As far as yeast bread goes, this one is a snap. Compared to some that require starters, overnight proofing, 3 rising sessions, etc., this bread is about as low maintenance as they come. I love how great every imperfection looks and that it fits just about perfectly on my pizza stone. The recipe is from Williams Sonoma Baking Cookbook (with only a few modifications). They always seem to come through with great recipes for simple and delicious food.
1 pkg quick rise yeast
1 1/4 cup lukewarm water
2 T. Olive oil, plus extra for brushing
2 t. table salt
3- 3 1/2 Cups unbleached bread flour
course sea salt for sprinkling
In the bowl of an electric mixer, dissolve yeast in the water. Stir in oil and salt. Gradually stir in 3 cups flour until dough holds its shape. Knead (by hand or with dough hook) until smooth and elastic (about 10 min, or 6 with hook).

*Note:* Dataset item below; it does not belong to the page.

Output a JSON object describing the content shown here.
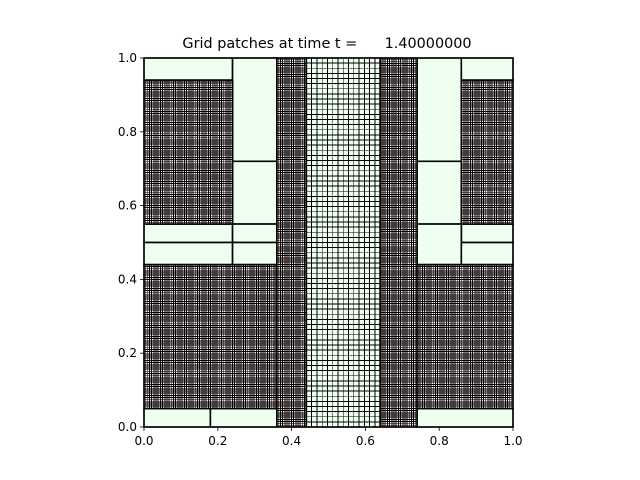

Form the dough into a ball and place in a clean, greased bowl, turning to coat on all sides. Cover and let rise in a warm place until doubled (60 min).
Using oil, grease large baking sheet or pizza stone. Turn out dough onto a floured surface and press flat. Again form a ball. Place on prepared sheet or stone and let rest 5 min. Using your fingers, stretch out the dough until it covers the bottom of the pan. Cover with a clean kitchen towel and let rise until puffy, about 35 min. Preheat oven to 400F.
Using fingertips, make dimples in the dough. Brush the surface with oil and sprinkle with sea salt (I also like to add dried rosemary)
Bake until golden brown (15-20 min), brushing with oil half way through the baking and again at the end.